On Jan 6, 2015 10:14 AM, "Eric Blake" <address@hidden> wrote:
>
> On 01/05/2015 11:08 PM, Phil Miller wrote:
> > On Fri, Jan 2, 2015 at 7:48 PM, Eric Blake <address@hidden> wrote:
> >
> >> On 12/29/2014 04:49 PM, Phil Miller wrote:
> >>> * find/defs.h (struct options): Add a 'sort' flag.
> >>
> >> A boolean flag is insufficient.  The default should remain unsorted, but
> >> you should offer the ability to sort by either name or inode, which
> >> means -sort needs to take an argument to say which sorting method to use.
> >>
> >
> > The motivating use case for this patch is in enumerating files in a stable
> > order, from <https://bugs.debian.org/719845>. Sorting by inode doesn't
> > offer that benefit, since it will vary every time a given tree is
> > generated.
>
> Just because YOU don't plan to sort by inode does not rule it out as a
> useful sort.  Coruetils proved that it is MUCH faster to implement 'rm
> -r' when visiting a hierarchy sorted in inode order than it is in
> unsorted or name order - so there ARE operations where finding names in
> inode order will provide speedups to some clients.

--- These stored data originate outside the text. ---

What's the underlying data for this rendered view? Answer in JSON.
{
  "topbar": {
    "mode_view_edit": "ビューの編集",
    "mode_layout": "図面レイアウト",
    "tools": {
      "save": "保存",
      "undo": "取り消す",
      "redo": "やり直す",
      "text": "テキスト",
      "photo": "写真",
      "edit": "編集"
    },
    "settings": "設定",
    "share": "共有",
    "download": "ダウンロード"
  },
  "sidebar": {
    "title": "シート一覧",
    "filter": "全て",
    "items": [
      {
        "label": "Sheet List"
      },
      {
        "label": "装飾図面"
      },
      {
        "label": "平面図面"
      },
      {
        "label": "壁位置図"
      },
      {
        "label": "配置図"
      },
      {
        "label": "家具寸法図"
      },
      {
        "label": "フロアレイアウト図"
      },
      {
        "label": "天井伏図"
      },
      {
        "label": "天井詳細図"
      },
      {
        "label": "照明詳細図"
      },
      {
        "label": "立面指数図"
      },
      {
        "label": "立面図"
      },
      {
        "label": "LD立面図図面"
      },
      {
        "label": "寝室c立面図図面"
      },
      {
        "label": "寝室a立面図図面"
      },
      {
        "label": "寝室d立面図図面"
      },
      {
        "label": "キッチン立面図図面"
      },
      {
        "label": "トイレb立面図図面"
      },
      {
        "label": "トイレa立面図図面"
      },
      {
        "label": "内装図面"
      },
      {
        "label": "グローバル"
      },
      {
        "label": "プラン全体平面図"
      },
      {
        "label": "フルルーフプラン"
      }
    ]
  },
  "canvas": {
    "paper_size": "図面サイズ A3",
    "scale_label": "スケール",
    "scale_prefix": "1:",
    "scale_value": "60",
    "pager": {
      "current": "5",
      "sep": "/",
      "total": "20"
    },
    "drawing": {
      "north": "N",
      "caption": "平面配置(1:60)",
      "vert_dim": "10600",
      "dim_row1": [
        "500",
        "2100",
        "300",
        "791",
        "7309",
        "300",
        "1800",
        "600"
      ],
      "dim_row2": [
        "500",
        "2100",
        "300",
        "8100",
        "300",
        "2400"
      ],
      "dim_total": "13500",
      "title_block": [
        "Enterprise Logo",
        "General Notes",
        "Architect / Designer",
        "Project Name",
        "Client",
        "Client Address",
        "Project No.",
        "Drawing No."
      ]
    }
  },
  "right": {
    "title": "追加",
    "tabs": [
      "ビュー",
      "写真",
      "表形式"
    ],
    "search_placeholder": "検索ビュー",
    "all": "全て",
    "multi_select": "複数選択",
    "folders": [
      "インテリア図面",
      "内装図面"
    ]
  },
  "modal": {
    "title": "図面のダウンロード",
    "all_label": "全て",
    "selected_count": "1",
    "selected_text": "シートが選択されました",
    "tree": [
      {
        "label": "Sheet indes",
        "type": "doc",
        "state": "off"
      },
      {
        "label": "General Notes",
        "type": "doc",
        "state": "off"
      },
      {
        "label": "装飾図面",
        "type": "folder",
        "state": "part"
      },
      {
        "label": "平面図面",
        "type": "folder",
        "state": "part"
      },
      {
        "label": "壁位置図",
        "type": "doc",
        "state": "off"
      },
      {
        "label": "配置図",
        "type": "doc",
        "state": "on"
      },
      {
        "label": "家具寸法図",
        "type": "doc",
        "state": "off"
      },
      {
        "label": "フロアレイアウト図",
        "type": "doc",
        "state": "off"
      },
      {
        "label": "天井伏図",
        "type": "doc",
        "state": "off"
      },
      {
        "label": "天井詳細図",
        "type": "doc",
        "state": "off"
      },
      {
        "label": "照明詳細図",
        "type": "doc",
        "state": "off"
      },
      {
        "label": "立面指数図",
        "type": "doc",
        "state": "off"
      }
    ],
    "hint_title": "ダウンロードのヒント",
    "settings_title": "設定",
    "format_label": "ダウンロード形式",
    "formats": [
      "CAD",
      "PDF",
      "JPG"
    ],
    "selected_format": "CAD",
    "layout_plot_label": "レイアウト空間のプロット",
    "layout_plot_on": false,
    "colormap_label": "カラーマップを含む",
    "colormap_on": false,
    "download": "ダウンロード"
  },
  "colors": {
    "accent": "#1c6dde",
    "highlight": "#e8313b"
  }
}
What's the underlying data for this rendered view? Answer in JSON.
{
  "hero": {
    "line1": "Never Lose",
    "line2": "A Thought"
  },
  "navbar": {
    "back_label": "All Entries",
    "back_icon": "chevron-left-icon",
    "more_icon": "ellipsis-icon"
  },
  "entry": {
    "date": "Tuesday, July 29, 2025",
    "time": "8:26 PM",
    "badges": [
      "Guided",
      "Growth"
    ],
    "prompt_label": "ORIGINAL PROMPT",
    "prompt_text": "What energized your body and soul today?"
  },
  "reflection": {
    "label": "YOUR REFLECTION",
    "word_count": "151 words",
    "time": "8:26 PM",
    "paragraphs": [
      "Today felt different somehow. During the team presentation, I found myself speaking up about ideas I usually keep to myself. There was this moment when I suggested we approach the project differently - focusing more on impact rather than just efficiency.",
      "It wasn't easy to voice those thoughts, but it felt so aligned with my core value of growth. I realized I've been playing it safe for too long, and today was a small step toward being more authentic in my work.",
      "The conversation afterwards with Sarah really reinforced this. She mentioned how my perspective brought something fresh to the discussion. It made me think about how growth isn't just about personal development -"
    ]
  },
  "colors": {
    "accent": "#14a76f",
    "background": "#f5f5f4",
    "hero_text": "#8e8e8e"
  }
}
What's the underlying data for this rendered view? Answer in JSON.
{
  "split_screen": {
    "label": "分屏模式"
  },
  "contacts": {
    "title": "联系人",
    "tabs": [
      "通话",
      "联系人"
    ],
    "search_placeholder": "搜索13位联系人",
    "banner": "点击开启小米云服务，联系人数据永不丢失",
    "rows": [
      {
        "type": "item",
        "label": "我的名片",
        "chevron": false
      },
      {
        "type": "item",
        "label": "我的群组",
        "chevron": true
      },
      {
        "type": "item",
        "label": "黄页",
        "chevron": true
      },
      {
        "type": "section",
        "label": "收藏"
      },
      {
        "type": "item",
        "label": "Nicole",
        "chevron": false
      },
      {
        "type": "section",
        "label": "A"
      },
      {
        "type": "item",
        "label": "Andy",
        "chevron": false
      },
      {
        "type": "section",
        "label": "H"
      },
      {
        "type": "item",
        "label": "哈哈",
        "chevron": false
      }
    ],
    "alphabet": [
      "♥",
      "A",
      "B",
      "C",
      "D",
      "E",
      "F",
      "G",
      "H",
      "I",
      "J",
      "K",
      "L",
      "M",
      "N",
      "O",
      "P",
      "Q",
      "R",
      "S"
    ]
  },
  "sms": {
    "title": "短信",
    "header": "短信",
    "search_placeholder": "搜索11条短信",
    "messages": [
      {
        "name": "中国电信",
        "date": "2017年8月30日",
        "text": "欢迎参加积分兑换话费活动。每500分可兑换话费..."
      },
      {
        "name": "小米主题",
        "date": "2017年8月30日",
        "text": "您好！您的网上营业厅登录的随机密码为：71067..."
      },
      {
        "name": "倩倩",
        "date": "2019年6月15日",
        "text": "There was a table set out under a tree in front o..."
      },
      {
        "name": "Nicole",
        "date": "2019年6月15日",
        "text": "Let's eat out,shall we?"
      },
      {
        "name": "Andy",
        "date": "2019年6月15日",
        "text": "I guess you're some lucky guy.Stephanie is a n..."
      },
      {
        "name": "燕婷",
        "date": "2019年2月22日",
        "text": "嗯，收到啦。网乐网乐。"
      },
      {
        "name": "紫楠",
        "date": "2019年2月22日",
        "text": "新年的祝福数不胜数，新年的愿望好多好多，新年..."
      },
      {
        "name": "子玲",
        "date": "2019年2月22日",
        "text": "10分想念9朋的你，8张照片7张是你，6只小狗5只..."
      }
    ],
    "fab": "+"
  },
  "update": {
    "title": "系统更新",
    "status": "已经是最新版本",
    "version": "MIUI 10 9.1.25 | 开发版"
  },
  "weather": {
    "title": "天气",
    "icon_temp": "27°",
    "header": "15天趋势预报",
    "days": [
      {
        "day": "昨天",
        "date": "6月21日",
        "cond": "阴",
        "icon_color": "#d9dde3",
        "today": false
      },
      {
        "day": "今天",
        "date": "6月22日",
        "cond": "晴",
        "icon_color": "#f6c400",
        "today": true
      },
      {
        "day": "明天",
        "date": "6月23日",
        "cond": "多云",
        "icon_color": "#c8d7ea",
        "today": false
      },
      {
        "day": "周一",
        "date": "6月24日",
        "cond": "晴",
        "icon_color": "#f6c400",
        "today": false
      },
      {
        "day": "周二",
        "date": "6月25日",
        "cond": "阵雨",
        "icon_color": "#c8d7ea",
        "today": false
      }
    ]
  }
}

Ok, that's the sort of motivating detail I was wondering about.

>
> > I can imagine a potential performance benefit to downstream
> > consumers in sorting by inode (putting subsequent disk access in roughly
> > consecutive order), but I don't see much payoff in implementing it without
> > some more concrete motivation.  That said, if it will smooth integration,
> > it's easy enough for me to just go ahead and implement.
>
> Gnulib's fts module already provides all three sort orders (unsorted,
> name, and inode), so it should be fairly easy to wire up all three
> (since we are already using unsorted by default).

I'll get this implemented shortly. Thanks for letting me know that FTS provides this - that'll let me drop the wrapper functions I would have written.